Aldo Leopold was a fascinating cat. He took the time to look at things and reflect.
A descendant of German immigrants, Leopold grew up roaming in Iowa woods and in time was graduated from the then-new Yale School of Forestry, which had been established with a donation from Gifford Pinchot, the first chief of the U.S. Forest Service. Pinchot was appointed by a fellow conservationist, President Theodore Roosevelt. They were in the first generation of American conservationists.
When Leopold graduated, he naturally went into the Forest Service. After field service and teaching, he put his ideas to work on 80 acres in the sand country near Baraboo, Wisconsin, helping the land heal from logging and overgrazing. In 1949, Leopold published his great work, the slender collection “A Sand County Almanac.”
“Sand County” is a quiet call to arms, to defend the land and nature from unthinking man. It posits moral and ethical imperatives, but they arise almost invisibly from a naturalist’s eye, such as Leopold’s observations on the life unseen by humans beneath the snow.

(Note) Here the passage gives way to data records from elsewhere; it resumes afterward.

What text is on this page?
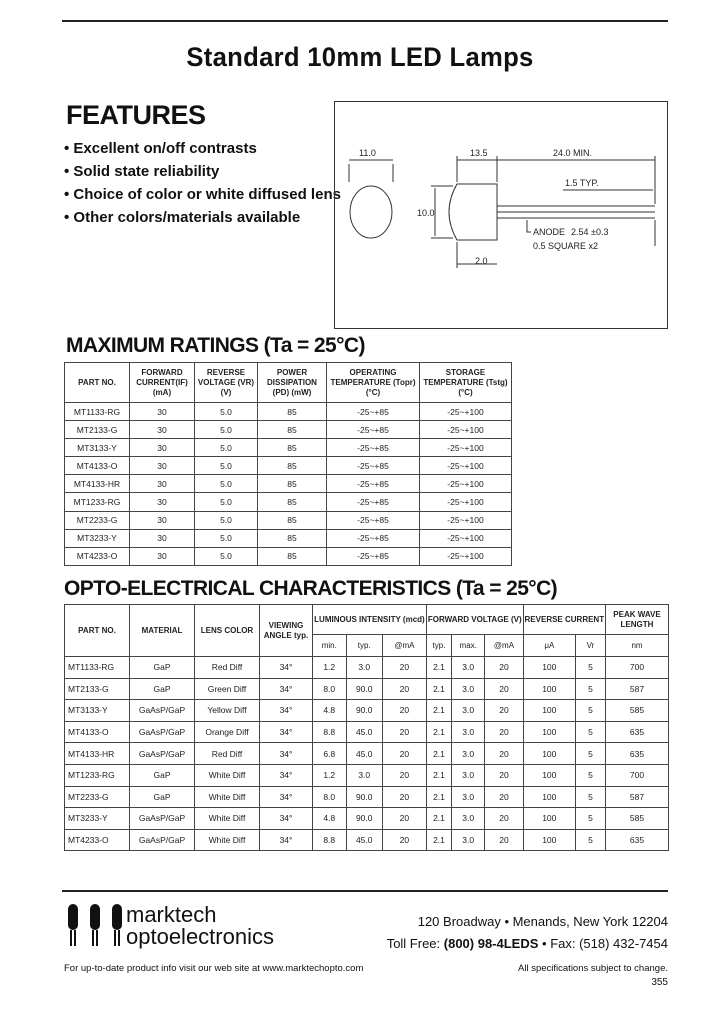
Standard 10mm LED Lamps
FEATURES
• Excellent on/off contrasts
• Solid state reliability
• Choice of color or white diffused lens
• Other colors/materials available
11.0	13.5	24.0 MIN.
1.5 TYP.
10.0
ANODE 2.54 ±0.3
0.5 SQUARE x2
2.0
MAXIMUM RATINGS (Ta = 25°C)
PART NO.	FORWARD CURRENT(IF) (mA)	REVERSE VOLTAGE (VR) (V)	POWER DISSIPATION (PD) (mW)	OPERATING TEMPERATURE (Topr) (°C)	STORAGE TEMPERATURE (Tstg) (°C)
MT1133-RG	30	5.0	85	-25~+85	-25~+100
MT2133-G	30	5.0	85	-25~+85	-25~+100
MT3133-Y	30	5.0	85	-25~+85	-25~+100
MT4133-O	30	5.0	85	-25~+85	-25~+100
MT4133-HR	30	5.0	85	-25~+85	-25~+100
MT1233-RG	30	5.0	85	-25~+85	-25~+100
MT2233-G	30	5.0	85	-25~+85	-25~+100
MT3233-Y	30	5.0	85	-25~+85	-25~+100
MT4233-O	30	5.0	85	-25~+85	-25~+100
OPTO-ELECTRICAL CHARACTERISTICS (Ta = 25°C)
PART NO.	MATERIAL	LENS COLOR	VIEWING ANGLE typ.	LUMINOUS INTENSITY (mcd)			FORWARD VOLTAGE (V)			REVERSE CURRENT		PEAK WAVE LENGTH
				min.	typ.	@mA	typ.	max.	@mA	μA	Vr	nm
MT1133-RG	GaP	Red Diff	34°	1.2	3.0	20	2.1	3.0	20	100	5	700
MT2133-G	GaP	Green Diff	34°	8.0	90.0	20	2.1	3.0	20	100	5	587
MT3133-Y	GaAsP/GaP	Yellow Diff	34°	4.8	90.0	20	2.1	3.0	20	100	5	585
MT4133-O	GaAsP/GaP	Orange Diff	34°	8.8	45.0	20	2.1	3.0	20	100	5	635
MT4133-HR	GaAsP/GaP	Red Diff	34°	6.8	45.0	20	2.1	3.0	20	100	5	635
MT1233-RG	GaP	White Diff	34°	1.2	3.0	20	2.1	3.0	20	100	5	700
MT2233-G	GaP	White Diff	34°	8.0	90.0	20	2.1	3.0	20	100	5	587
MT3233-Y	GaAsP/GaP	White Diff	34°	4.8	90.0	20	2.1	3.0	20	100	5	585
MT4233-O	GaAsP/GaP	White Diff	34°	8.8	45.0	20	2.1	3.0	20	100	5	635
marktech
optoelectronics
120 Broadway • Menands, New York 12204
Toll Free: (800) 98-4LEDS • Fax: (518) 432-7454
For up-to-date product info visit our web site at www.marktechopto.com	All specifications subject to change.
355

The less well defined concept of “environmentalism” came after, partly inspired by Leopold. What he was most firmly was a conservationist, as Roosevelt was (sometimes reluctantly) and as his cousin FDR (who liked to describe himself as a tree farmer) most definitely was. The idea is not dead yet, even if it may seem moot when so many self-styled environmentalists exclaim that life on Earth is ending as we speak.
Recently, Colorado Sen. Michael Bennet and Sen. Tom Udall, the Democrat from New Mexico, introduced the “Thirty by Thirty” resolution, “Expressing the sense of the Senate that the federal government should establish a national goal of conserving at least 30 percent of the land and ocean of the United States by 2030.”
It is a reminder that conservation is a cornerstone of environmentalism. “We can’t address climate change without focusing on conservation,” Bennet said in a prepared statement.
Environmentalism sometimes pits activists against farmers and ranchers. Conservation recognizes they can be allies. That was the idea behind the Sand County Foundation, established in Wisconsin in 1965 to work with private partners to save Leopold’s farm.
“This pioneering cooperative venture led landowners to commit to voluntary conservation while raising awareness of Leopold’s land ethic, which inspires thousands of other owners of working land,” the foundation explains.
“Leopold advanced individual responsibility for private land management, and recognized that a landowner’s profitability and economic growth are tied to conservation success.”
The foundation annually gives the Leopold Conservation Award to landowners in 15 states, including Colorado. Last year, the Colorado award went to the Livingston Ranch in Stratton, on the eastern plains, where the Livingston family runs beef cattle and grows wheat, milo, corn and hay while conserving water and letting grasses recover. In 2018, it went to the Beatty Canyon Ranch, in Kim, east of Trinidad, where the Wooten family grazes a herd of Red Angus cattle and makes agriculture compatible with preserving short-grass prairie.
Nominations are now being accepted for the 2020 Colorado award, for landowners “who demonstrate outstanding stewardship and management of natural resources.” It is presented in partnership with the Colorado Cattlemen’s Association, Colorado Cattlemen’s Agricultural Land Trust, Tri-State Generation and Transmission Association and the U.S. agriculture department’s Natural Resources Conservation Service.
Nominations can be submitted by a landowner or on a landowner’s behalf. There’s more information at sandcountyfoundation.org.
Conservation, Leopold once said, “will ultimately boil down to rewarding the private landowner who conserves the public interest.”